Because the link claim terms lack a plain or ordinary meaning in the art, and because the specification suggests limiting the scope of these claim terms to allowing each instance of a defined term to be identified and displayed as a link, we need not determine whether the patentees’ statements during prosecution rise to the level of clear and unmistakable disclaimer. . . . Moreover, “the interested public has the right to rely on the inventor’s statements made during prosecution, without attempting to decipher whether the examiner relied on them, or how much weight they were given.” Here, the patentees repeatedly described their invention both in the specification and the prosecution history as allowing “every instance” or “all instances” of a defined term to be identified and displayed as a link. Under these circumstances, the district court did not err in limiting the link claim terms as such. . . .

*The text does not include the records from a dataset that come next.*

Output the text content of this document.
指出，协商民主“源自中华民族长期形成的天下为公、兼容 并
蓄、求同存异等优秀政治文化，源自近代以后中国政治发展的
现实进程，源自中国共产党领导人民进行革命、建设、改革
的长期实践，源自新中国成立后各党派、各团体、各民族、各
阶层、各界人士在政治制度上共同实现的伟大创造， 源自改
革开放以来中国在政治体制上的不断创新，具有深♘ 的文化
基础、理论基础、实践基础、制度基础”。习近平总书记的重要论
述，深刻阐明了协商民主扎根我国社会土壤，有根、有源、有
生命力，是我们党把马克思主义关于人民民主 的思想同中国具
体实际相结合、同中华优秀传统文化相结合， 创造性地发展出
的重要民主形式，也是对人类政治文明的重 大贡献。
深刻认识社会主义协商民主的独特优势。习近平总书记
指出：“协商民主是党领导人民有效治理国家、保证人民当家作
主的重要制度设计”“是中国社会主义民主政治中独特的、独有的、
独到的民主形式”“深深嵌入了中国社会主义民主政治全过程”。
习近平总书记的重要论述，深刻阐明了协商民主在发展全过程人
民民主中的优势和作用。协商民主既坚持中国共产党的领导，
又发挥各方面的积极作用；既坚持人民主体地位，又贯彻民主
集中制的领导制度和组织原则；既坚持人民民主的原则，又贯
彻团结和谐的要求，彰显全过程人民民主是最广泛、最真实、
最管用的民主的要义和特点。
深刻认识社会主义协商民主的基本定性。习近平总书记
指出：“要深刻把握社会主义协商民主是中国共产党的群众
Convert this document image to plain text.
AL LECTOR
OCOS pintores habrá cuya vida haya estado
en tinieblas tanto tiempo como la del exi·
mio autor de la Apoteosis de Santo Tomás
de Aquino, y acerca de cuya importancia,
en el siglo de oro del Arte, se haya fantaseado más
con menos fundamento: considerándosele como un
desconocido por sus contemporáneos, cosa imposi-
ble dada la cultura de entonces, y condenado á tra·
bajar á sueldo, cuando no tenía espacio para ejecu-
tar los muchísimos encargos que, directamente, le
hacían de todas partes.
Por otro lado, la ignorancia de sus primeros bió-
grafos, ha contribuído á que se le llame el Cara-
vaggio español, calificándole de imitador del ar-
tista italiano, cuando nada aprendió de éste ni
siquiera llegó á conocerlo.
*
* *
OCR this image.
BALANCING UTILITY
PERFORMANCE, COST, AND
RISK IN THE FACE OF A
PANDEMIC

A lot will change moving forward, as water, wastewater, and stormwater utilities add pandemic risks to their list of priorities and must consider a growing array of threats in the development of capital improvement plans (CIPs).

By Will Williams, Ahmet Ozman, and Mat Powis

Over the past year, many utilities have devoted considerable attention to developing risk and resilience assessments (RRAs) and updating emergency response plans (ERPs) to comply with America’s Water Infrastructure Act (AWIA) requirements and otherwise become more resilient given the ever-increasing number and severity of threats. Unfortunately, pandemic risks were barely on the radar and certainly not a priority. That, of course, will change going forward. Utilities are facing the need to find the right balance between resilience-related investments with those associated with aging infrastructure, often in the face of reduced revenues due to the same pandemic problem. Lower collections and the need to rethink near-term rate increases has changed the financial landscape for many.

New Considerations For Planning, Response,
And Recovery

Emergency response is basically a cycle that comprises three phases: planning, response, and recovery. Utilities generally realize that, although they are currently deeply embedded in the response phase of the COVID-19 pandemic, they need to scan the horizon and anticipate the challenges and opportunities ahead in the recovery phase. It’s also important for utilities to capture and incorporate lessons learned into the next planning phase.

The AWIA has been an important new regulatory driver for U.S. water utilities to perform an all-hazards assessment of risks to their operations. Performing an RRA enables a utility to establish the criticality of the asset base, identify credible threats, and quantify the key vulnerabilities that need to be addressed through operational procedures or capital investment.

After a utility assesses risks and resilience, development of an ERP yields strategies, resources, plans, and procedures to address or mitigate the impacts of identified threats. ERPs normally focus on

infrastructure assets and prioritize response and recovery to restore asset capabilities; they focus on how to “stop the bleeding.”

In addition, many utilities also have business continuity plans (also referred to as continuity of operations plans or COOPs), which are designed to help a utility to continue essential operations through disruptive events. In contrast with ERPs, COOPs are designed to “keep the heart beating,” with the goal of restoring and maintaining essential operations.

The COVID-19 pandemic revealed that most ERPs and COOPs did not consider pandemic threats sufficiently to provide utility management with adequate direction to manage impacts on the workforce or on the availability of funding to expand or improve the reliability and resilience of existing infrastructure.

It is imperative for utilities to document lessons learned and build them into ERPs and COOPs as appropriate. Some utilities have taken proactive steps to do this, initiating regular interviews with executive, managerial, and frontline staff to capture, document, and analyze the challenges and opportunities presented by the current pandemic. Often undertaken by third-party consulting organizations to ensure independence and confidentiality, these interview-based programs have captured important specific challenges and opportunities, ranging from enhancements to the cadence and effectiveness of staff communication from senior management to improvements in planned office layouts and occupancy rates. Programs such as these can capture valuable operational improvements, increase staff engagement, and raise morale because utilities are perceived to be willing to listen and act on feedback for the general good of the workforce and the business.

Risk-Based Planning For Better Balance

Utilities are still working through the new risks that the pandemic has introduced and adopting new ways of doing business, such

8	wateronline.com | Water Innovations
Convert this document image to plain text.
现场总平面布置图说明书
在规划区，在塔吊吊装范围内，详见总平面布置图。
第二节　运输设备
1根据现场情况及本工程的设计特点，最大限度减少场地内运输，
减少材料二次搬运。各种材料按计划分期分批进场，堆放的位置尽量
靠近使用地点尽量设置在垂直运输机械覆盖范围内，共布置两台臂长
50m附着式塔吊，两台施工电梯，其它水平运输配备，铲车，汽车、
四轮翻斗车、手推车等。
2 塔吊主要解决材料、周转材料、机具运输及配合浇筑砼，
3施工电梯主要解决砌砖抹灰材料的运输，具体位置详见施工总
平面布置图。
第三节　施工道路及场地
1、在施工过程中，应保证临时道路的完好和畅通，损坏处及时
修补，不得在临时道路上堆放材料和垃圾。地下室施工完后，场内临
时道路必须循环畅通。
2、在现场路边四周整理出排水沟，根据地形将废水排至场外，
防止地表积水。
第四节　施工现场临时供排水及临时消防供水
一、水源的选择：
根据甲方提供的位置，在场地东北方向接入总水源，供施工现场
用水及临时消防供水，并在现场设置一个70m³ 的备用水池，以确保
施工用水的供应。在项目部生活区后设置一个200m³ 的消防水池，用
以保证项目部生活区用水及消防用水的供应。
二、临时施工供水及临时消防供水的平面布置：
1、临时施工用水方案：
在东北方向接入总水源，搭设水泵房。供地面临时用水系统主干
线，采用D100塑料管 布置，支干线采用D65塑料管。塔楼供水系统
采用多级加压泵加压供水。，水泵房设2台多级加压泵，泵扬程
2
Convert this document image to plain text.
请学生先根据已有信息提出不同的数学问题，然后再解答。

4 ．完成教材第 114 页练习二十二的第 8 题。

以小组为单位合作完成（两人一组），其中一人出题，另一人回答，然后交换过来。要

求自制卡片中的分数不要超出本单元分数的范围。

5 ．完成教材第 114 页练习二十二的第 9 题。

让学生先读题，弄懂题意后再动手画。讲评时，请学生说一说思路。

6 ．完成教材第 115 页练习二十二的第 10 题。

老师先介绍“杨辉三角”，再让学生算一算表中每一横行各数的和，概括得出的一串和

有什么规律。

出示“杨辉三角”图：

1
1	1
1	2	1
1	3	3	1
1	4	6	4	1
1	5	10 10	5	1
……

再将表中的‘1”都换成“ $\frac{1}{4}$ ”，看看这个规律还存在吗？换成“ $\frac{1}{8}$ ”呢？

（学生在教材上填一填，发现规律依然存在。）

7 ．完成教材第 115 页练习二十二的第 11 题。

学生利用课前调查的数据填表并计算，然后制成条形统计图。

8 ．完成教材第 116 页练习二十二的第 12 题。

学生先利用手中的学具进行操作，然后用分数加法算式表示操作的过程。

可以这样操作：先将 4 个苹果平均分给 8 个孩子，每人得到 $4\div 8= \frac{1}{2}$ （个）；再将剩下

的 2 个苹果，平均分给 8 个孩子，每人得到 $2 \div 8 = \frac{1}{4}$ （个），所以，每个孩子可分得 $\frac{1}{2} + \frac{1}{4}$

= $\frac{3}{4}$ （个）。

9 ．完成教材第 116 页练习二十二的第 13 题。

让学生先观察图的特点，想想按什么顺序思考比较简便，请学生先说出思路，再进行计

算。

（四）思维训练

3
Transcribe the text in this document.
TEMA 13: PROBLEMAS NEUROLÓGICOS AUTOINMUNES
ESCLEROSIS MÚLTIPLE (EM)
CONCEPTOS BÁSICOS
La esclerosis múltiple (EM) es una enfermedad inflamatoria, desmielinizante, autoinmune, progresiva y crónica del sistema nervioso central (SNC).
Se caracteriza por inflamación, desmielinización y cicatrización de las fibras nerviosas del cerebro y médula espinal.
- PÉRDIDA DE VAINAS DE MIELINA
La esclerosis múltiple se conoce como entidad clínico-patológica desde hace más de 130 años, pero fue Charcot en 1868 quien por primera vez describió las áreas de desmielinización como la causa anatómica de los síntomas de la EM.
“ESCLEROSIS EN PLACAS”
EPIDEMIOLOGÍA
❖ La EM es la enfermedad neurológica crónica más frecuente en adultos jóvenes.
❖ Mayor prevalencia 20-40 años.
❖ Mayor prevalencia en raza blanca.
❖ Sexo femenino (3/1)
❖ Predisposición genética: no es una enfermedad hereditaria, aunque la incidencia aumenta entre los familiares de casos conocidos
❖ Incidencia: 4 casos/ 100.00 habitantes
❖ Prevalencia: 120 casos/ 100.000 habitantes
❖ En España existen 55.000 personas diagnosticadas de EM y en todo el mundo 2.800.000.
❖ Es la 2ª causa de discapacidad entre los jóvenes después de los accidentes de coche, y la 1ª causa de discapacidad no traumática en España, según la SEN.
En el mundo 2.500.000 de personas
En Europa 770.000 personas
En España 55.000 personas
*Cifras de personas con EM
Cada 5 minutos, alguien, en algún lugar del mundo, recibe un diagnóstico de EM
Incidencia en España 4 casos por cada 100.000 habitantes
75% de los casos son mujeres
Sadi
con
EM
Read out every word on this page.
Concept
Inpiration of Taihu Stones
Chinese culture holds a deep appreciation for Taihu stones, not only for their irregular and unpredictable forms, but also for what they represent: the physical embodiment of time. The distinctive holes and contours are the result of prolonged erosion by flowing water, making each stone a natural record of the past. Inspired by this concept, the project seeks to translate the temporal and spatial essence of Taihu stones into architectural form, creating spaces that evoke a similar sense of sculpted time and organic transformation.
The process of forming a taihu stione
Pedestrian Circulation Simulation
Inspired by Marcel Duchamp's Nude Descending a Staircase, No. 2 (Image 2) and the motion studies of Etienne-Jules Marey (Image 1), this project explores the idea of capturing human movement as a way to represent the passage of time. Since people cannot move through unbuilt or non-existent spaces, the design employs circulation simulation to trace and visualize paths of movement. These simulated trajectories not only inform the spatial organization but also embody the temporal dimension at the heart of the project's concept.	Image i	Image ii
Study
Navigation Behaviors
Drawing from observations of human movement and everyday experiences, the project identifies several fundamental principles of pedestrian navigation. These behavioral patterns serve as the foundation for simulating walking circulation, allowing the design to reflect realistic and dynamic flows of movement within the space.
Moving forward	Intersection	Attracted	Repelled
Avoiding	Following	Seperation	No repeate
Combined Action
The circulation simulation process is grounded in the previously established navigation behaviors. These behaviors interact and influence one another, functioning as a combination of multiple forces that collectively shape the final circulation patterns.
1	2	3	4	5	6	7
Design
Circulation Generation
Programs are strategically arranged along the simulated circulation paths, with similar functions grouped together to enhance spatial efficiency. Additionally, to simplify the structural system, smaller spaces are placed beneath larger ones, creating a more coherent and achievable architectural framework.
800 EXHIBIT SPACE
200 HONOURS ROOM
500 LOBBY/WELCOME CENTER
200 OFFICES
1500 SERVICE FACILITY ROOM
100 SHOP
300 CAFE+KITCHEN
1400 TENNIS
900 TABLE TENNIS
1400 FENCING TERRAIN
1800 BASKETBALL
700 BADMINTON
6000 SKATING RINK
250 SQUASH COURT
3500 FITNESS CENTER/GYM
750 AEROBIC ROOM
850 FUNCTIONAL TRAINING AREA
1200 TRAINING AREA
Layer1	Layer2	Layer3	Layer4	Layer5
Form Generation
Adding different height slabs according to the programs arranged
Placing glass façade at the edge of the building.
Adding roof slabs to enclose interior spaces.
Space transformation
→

[W]e have declined to apply the doctrine of claim differentiation where, as here, the claims are not otherwise identical in scope. Further, “[a]lthough claim differentiation is a useful analytic tool, it cannot enlarge the meaning of a claim beyond that which is supported by the patent documents, or relieve any claim of limitations imposed by the prosecution history.” Thus, we adopt the district court’s constructions of the link claim terms.